Les distributeurs doivent prendre en considération des facteurs tels que la culture locale, la géographie, le climat et les prix afin de trouver le mode de livraison optimal et de satisfaire aux exigences de chaque consommateur. Par exemple, si le coût du dernier kilomètre est la principale préoccupation aux États-Unis, dans d’autres régions du monde, ce sont les infrastructures et les services postaux qui représentent les défis principaux, selon Chris Cunnane, analyste senior de l’équipe de logistique et d’approvisionnement chez ARC Advisory Group, cabinet international de conseil et de recherche technologique, dont le siège est situé aux États-Unis. « En Inde, [...] la difficulté consiste à trouver la bonne infrastructure pour rendre les livraisons à domicile économiquement viables », écrit Chris Cunnane sur le blog Logistics Viewpoints d’ARC. « Les camions ont beaucoup de mal à circuler dans les rues encombrées et le service postal est d’une lenteur notoire. Une nouvelle solution consiste à faire appel à des coursiers pour livrer les marchandises provenant de Flipkart, Snapdeal et Amazon Inde. »
OPTIMISER L’EFFICACITÉ
Le coût est une préoccupation majeure pour les distributeurs et les consommateurs, en particulier lorsque la distance à couvrir est très grande. « Le dernier kilomètre représente en moyenne près de 30 % des coûts de transport et il est très difficile de les réduire », explique Brittain Ladd, consultant en chaîne d’approvisionnement, à Ortec, spécialiste international des logiciels d’optimisation et des solutions d’analyse.
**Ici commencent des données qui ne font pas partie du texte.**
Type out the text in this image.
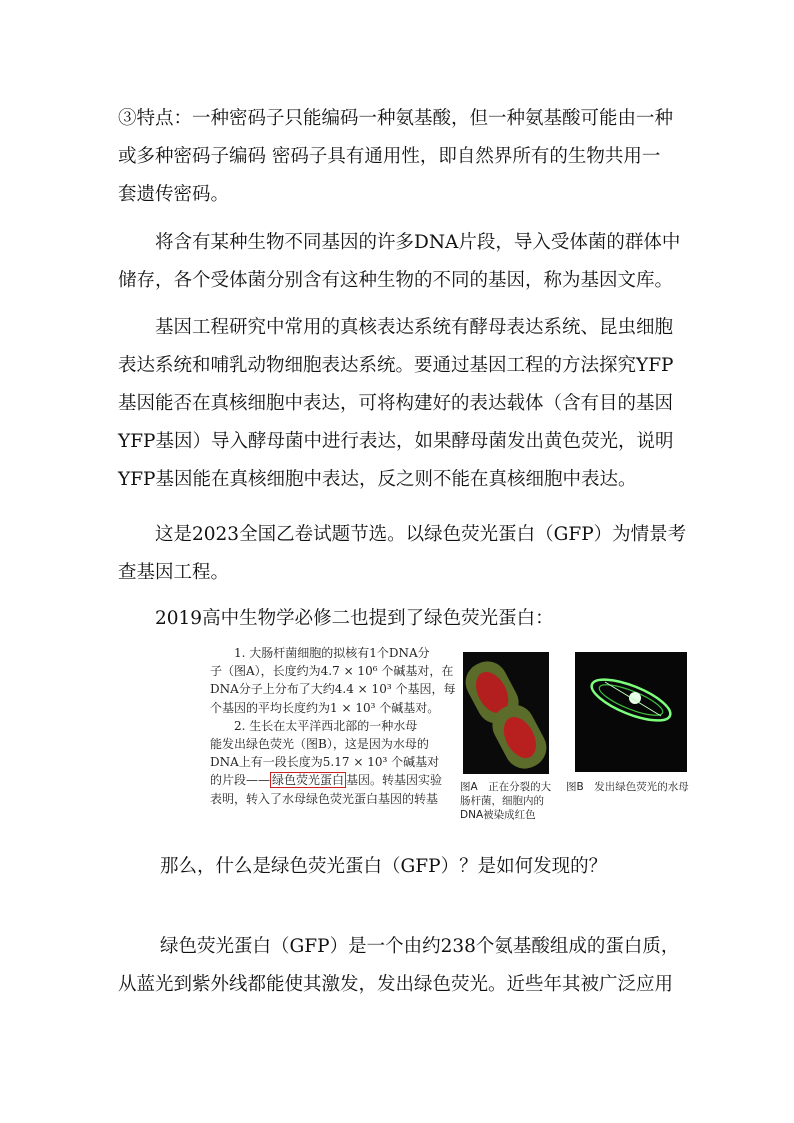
③特点：一种密码子只能编码一种氨基酸，但一种氨基酸可能由一种
或多种密码子编码 密码子具有通用性，即自然界所有的生物共用一
套遗传密码。
　　将含有某种生物不同基因的许多DNA片段，导入受体菌的群体中
储存，各个受体菌分别含有这种生物的不同的基因，称为基因文库。
　　基因工程研究中常用的真核表达系统有酵母表达系统、昆虫细胞
表达系统和哺乳动物细胞表达系统。要通过基因工程的方法探究YFP
基因能否在真核细胞中表达，可将构建好的表达载体（含有目的基因
YFP基因）导入酵母菌中进行表达，如果酵母菌发出黄色荧光，说明
YFP基因能在真核细胞中表达，反之则不能在真核细胞中表达。
　　这是2023全国乙卷试题节选。以绿色荧光蛋白（GFP）为情景考
查基因工程。
　　2019高中生物学必修二也提到了绿色荧光蛋白：
　　1. 大肠杆菌细胞的拟核有1个DNA分
子（图A），长度约为4.7 × 10⁶ 个碱基对，在
DNA分子上分布了大约4.4 × 10³ 个基因，每
个基因的平均长度约为1 × 10³ 个碱基对。
　　2. 生长在太平洋西北部的一种水母
能发出绿色荧光（图B），这是因为水母的
DNA上有一段长度为5.17 × 10³ 个碱基对
的片段—— 绿色荧光蛋白 基因。转基因实验
表明，转入了水母绿色荧光蛋白基因的转基
图A　正在分裂的大
肠杆菌，细胞内的
DNA被染成红色
图B　发出绿色荧光的水母
那么，什么是绿色荧光蛋白（GFP）？是如何发现的？
绿色荧光蛋白（GFP）是一个由约238个氨基酸组成的蛋白质，
从蓝光到紫外线都能使其激发，发出绿色荧光。近些年其被广泛应用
Les distributeurs relèvent le défi à l’aide de modèles de distribution souples, qui peuvent raccourcir le dernier kilomètre et renforcer l’efficacité tout en améliorant l’expérience du consommateur. La combinaison d’entrepôts locaux et de technologies innovantes optimise la planification du trajet, tandis qu’un éventail de possibilités d’achat et de récupération est proposé aux consommateurs, pour plus de commodité. Peapod, un service de livraison d’épicerie en ligne implanté dans 24 régions du Midwest et de la côte est des États-Unis, gère par exemple trois formats d’entrepôt différents en fonction de la taille et de la densité du marché local. Les clients peuvent acheter leurs marchandises dans des épiceries virtuelles, accessibles notamment dans des gares ferroviaires suburbaines. En plus de livrer les commandes à domicile et dans les entreprises, Peapod propose également le retrait dans des lieux d’accès facile.
DISTRIBUTION NUMÉRISÉE
Les distributeurs utilisent des technologies innovantes qui optimisent le dernier kilomètre en associant planification précise et souplesse, de manière à répondre rapidement aux demandes fluctuantes. Une chaîne de supermarchés indienne propose par exemple la livraison gratuite des commandes dépassant un certain montant, qu’elle sous-traite à un service de coursiers externe. En convertissant un étage de l’un de ses centres de distribution en un centre logistique, l’entreprise a été capable de multiplier ses gammes de produits par deux. Elle a mis en place un système d’e-commerce permettant de connaître l’état des stocks en temps réel et de retirer efficacement les marchandises. La disponibilité et la livraison des produits répondent ainsi aux attentes des clients.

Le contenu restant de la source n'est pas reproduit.